4D trackball

If you recall, when you look head-on at a virtual trackball, you can’t actually see that your movements to “spin the ball up and down” and “spin the ball left and right” are creating curved motion. In the picture I first showed (below), the red and green arrows look straight to us, even though they are describing curves:

That’s because we were looking edge-on at the third direction. It’s like looking at a spinning bicycle wheel when the bicycle is heading toward you.

Similarly, if you are looking at a sphere floating in space in front of you, and you are looking edge-on into a fourth dimension, then your view of any spin that rotates the ball into that fourth dimension is going to have the same problem: You are basically looking head-on at a spinning bicycle wheel.

To turn a floating sphere into a four dimensional trackball, you just need to count how many ways there are to spin a bicycle wheel edge-on.

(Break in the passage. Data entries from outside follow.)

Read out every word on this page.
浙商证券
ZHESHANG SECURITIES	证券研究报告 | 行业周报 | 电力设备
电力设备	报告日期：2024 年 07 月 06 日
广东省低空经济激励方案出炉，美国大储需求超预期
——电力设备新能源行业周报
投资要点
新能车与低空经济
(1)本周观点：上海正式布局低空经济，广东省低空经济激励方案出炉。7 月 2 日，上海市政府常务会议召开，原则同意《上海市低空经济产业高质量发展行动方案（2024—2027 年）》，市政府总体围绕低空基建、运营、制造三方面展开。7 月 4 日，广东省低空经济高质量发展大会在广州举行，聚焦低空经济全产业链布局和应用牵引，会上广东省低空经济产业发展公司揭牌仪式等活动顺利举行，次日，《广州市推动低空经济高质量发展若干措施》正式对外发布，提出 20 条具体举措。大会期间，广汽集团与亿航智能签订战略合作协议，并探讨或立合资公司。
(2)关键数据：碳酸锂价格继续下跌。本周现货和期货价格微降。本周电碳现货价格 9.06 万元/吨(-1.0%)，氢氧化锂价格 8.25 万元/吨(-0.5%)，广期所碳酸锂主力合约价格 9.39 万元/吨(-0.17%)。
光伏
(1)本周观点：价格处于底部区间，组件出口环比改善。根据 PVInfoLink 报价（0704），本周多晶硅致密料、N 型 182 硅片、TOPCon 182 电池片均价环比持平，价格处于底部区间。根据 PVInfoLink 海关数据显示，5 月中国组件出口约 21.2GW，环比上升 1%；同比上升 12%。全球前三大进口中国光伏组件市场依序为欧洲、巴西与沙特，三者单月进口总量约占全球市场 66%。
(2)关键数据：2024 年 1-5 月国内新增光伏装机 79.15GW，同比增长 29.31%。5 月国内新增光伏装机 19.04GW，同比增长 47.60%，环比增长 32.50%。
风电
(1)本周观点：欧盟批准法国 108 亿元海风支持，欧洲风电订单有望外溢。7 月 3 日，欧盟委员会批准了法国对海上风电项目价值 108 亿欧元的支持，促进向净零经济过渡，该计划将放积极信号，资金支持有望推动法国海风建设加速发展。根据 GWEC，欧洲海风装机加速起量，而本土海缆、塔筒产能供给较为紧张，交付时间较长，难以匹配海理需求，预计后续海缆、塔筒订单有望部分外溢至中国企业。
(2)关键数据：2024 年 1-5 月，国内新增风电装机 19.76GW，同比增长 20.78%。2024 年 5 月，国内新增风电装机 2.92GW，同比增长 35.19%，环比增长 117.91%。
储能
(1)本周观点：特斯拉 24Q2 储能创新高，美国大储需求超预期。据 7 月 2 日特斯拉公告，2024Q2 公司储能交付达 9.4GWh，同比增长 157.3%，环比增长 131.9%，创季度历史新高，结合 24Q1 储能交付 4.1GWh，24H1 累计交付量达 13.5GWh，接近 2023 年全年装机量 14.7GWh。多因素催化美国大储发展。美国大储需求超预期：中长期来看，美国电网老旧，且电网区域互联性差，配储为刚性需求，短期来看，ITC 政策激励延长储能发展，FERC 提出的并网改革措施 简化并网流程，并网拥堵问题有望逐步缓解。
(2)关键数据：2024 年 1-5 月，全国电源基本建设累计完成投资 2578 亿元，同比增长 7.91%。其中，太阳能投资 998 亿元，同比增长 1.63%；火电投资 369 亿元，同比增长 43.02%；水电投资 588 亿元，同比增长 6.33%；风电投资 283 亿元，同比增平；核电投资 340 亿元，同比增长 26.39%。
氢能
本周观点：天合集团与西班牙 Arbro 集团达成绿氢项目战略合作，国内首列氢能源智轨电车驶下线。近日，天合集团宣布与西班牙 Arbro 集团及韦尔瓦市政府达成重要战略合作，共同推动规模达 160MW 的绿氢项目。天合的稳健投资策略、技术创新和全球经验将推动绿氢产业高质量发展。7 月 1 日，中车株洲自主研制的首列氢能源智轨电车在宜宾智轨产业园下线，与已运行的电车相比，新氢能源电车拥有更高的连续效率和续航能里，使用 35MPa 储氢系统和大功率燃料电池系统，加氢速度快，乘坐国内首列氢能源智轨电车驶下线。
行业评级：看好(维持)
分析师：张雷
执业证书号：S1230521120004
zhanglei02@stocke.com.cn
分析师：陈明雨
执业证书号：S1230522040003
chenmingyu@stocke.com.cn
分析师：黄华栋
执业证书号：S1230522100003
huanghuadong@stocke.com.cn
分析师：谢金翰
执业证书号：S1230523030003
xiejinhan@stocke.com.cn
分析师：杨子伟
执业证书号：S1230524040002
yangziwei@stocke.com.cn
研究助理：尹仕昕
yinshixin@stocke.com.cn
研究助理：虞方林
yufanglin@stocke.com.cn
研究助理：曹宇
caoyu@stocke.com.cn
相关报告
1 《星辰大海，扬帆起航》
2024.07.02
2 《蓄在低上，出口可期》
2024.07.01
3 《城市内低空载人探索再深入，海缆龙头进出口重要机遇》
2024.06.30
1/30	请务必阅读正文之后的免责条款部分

It turns out there are three, since each of our familiar three dimensions can spin into that fourth dimension.

If you add the three ways of spinning a sphere that only involve our familiar three dimensions, you get six spin dimensions all together:

It should be pretty clear from the picture what’s going on: You can rotate the ball in three directions that don’t involve that fourth dimension at all, just like a regular track ball (the red, green and blue arrows).

Or, you can rotate it in a way that swaps any of our three dimensions for that fourth dimension (the cyan, magenta and yellow arrows).

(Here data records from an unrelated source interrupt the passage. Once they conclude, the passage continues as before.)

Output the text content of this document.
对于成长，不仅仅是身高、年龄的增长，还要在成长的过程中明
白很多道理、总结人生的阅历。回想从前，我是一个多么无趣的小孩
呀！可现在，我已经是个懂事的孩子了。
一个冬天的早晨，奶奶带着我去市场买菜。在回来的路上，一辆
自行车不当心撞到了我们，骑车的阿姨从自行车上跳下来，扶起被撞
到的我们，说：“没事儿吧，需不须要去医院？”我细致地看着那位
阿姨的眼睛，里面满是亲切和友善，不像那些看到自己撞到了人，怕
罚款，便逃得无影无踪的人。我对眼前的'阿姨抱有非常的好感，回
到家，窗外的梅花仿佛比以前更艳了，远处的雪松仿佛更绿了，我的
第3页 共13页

Recall that some rotations on a regular virtual trackball require moving your finger in a straight line on your iPad screen (as in the first picture above). Something similar is happening here.

Namely, on a 4D virtual trackball you make those last three rotations (cyan, magenta and yellow) by moving your hand in a straight line inside the sphere that is floating in front of you.

I find it thrilling that you can manipulate a 4D object while staying safely inside our little 3D world. We’re working on building this stuff right now at NYU, using the Oculus Rift and our own hand tracking software. I will let you know when we have something cool to show.

3 thoughts on “4D trackball”

  1. There shouldn’t be any gimbal lock if you compute the rotation iteratively. Each iterative movement of your hand can be decomposed a radial component and a component around the sphere. The radial component can be used to compute iterative rotation in the xw,yw,zw subspace, and the component around the sphere can be used to compute iterative rotation in the xy,yz,zx subspace.

    This is just an extension of what is already done with virtual trackballs for 3D rotation: Any small movement provides a direction and a length. Direction can be used to compute a perpendicular rotation axis, and length provides the rotation magnitude.